Was Quaise wirklich eingesammelt hat
Quaise Energy schloss am 7. Juli 2026 die erste Tranche einer Series B ab, nahm 134 Millionen Dollar auf und hob die Gesamtsumme auf rund 230 Millionen. Prelude Ventures führte die Runde an, doch die entscheidenden Namen sind JERA und Idemitsu, zwei der größten Energiekonzerne Japans, die nicht als stille Geldgeber, sondern als strategische Investoren einstiegen.
Das Geld finanziert Project Obsidian, das Quaise als weltweit erstes kommerzielles superheißes Geothermiekraftwerk bezeichnet, sowie den weiteren Ausbau der Millimeterwellen-Bohranlage. Am Feldstandort in Zentraltexas nähert sich das Unternehmen nach eigenen Angaben einem Kilometer Tiefe, ein Schritt hin zu den 5 Kilometern und mehr, wo das Gestein heiß genug wird, um die Wirtschaftlichkeit zu verändern.

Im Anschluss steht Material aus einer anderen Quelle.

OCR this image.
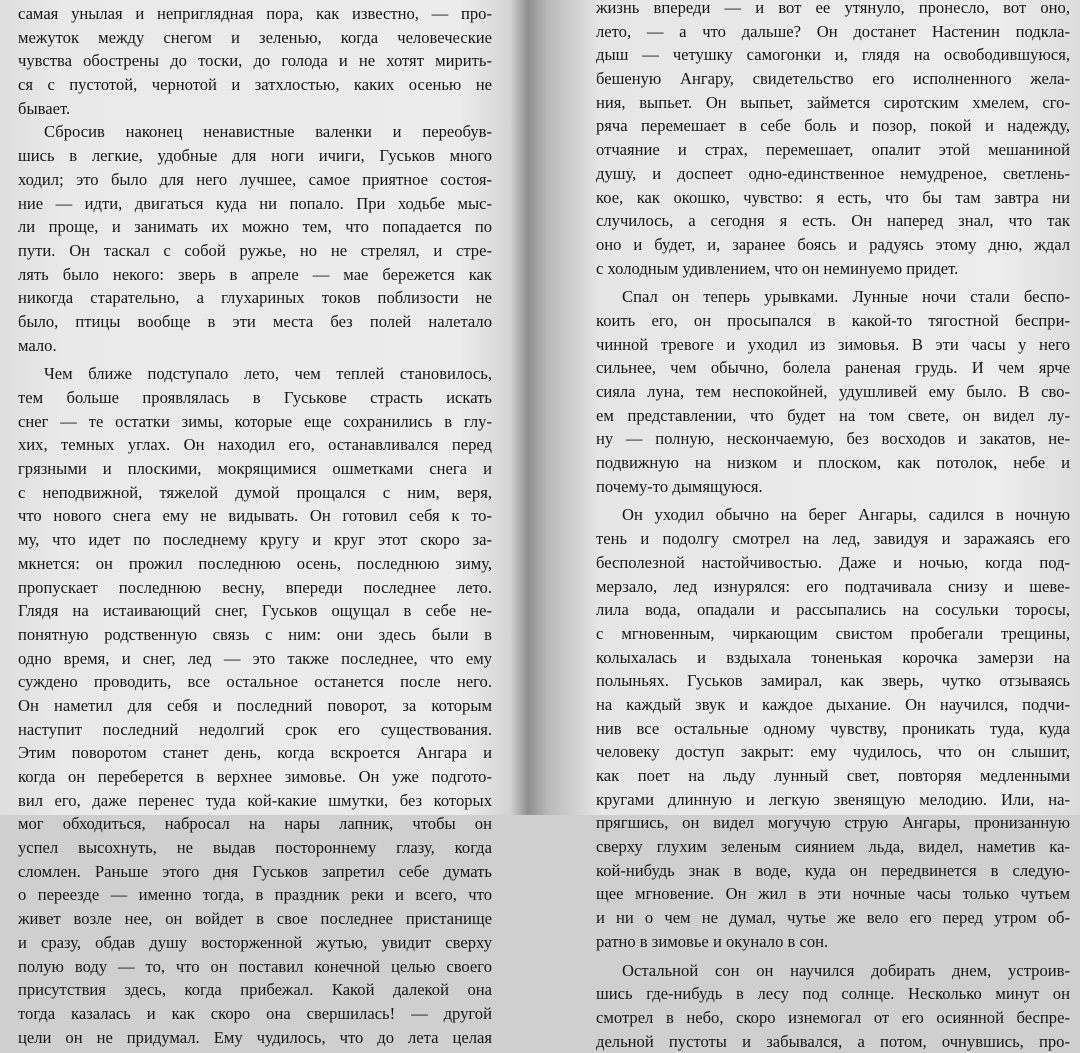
самая унылая и неприглядная пора, как известно, — про-
межуток между снегом и зеленью, когда человеческие
чувства обострены до тоски, до голода и не хотят мирить-
ся с пустотой, чернотой и затхлостью, каких осенью не
бывает.
Сбросив наконец ненавистные валенки и переобув-
шись в легкие, удобные для ноги ичиги, Гуськов много
ходил; это было для него лучшее, самое приятное состоя-
ние — идти, двигаться куда ни попало. При ходьбе мыс-
ли проще, и занимать их можно тем, что попадается по
пути. Он таскал с собой ружье, но не стрелял, и стре-
лять было некого: зверь в апреле — мае бережется как
никогда старательно, а глухариных токов поблизости не
было, птицы вообще в эти места без полей налетало
мало.
Чем ближе подступало лето, чем теплей становилось,
тем больше проявлялась в Гуськове страсть искать
снег — те остатки зимы, которые еще сохранились в глу-
хих, темных углах. Он находил его, останавливался перед
грязными и плоскими, мокрящимися ошметками снега и
с неподвижной, тяжелой думой прощался с ним, веря,
что нового снега ему не видывать. Он готовил себя к то-
му, что идет по последнему кругу и круг этот скоро за-
мкнется: он прожил последнюю осень, последнюю зиму,
пропускает последнюю весну, впереди последнее лето.
Глядя на истаивающий снег, Гуськов ощущал в себе не-
понятную родственную связь с ним: они здесь были в
одно время, и снег, лед — это также последнее, что ему
суждено проводить, все остальное останется после него.
Он наметил для себя и последний поворот, за которым
наступит последний недолгий срок его существования.
Этим поворотом станет день, когда вскроется Ангара и
когда он переберется в верхнее зимовье. Он уже подгото-
вил его, даже перенес туда кой-какие шмутки, без которых
мог обходиться, набросал на нары лапник, чтобы он
успел высохнуть, не выдав постороннему глазу, когда
сломлен. Раньше этого дня Гуськов запретил себе думать
о переезде — именно тогда, в праздник реки и всего, что
живет возле нее, он войдет в свое последнее пристанище
и сразу, обдав душу восторженной жутью, увидит сверху
полую воду — то, что он поставил конечной целью своего
присутствия здесь, когда прибежал. Какой далекой она
тогда казалась и как скоро она свершилась! — другой
цели он не придумал. Ему чудилось, что до лета целая
жизнь впереди — и вот ее утянуло, пронесло, вот оно,
лето, — а что дальше? Он достанет Настенин подкла-
дыш — четушку самогонки и, глядя на освободившуюся,
бешеную Ангару, свидетельство его исполненного жела-
ния, выпьет. Он выпьет, займется сиротским хмелем, сго-
ряча перемешает в себе боль и позор, покой и надежду,
отчаяние и страх, перемешает, опалит этой мешаниной
душу, и доспеет одно-единственное немудреное, светлень-
кое, как окошко, чувство: я есть, что бы там завтра ни
случилось, а сегодня я есть. Он наперед знал, что так
оно и будет, и, заранее боясь и радуясь этому дню, ждал
с холодным удивлением, что он неминуемо придет.
Спал он теперь урывками. Лунные ночи стали беспо-
коить его, он просыпался в какой-то тягостной беспри-
чинной тревоге и уходил из зимовья. В эти часы у него
сильнее, чем обычно, болела раненая грудь. И чем ярче
сияла луна, тем неспокойней, удушливей ему было. В сво-
ем представлении, что будет на том свете, он видел лу-
ну — полную, нескончаемую, без восходов и закатов, не-
подвижную на низком и плоском, как потолок, небе и
почему-то дымящуюся.
Он уходил обычно на берег Ангары, садился в ночную
тень и подолгу смотрел на лед, завидуя и заражаясь его
бесполезной настойчивостью. Даже и ночью, когда под-
мерзало, лед изнурялся: его подтачивала снизу и шеве-
лила вода, опадали и рассыпались на сосульки торосы,
с мгновенным, чиркающим свистом пробегали трещины,
колыхалась и вздыхала тоненькая корочка замерзи на
полыньях. Гуськов замирал, как зверь, чутко отзываясь
на каждый звук и каждое дыхание. Он научился, подчи-
нив все остальные одному чувству, проникать туда, куда
человеку доступ закрыт: ему чудилось, что он слышит,
как поет на льду лунный свет, повторяя медленными
кругами длинную и легкую звенящую мелодию. Или, на-
прягшись, он видел могучую струю Ангары, пронизанную
сверху глухим зеленым сиянием льда, видел, наметив ка-
кой-нибудь знак в воде, куда он передвинется в следую-
щее мгновение. Он жил в эти ночные часы только чутьем
и ни о чем не думал, чутье же вело его перед утром об-
ратно в зимовье и окунало в сон.
Остальной сон он научился добирать днем, устроив-
шись где-нибудь в лесу под солнце. Несколько минут он
смотрел в небо, скоро изнемогал от его осиянной беспре-
дельной пустоты и забывался, а потом, очнувшись, про-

Warum feste, erbohrbare Leistung die Rechnung verändert
Das Stromproblem hinter dem KI-Ausbau ist nicht nur, wie viele Gigawatt es gibt, sondern wie viele rund um die Uhr laufen. Solar und Wind sind günstig, aber schwankend und brauchen Speicher oder einen festen Partner. Neue Kernkraft ist fest, aber langsam zu genehmigen und an wenige Standorte gebunden. Superheiße Geothermie verspricht, was die anderen nicht bieten: feste, saubere Leistung rund um die Uhr, die man erbohrt, im Prinzip nahe der Last statt dort, wo ein Reaktor erlaubt ist.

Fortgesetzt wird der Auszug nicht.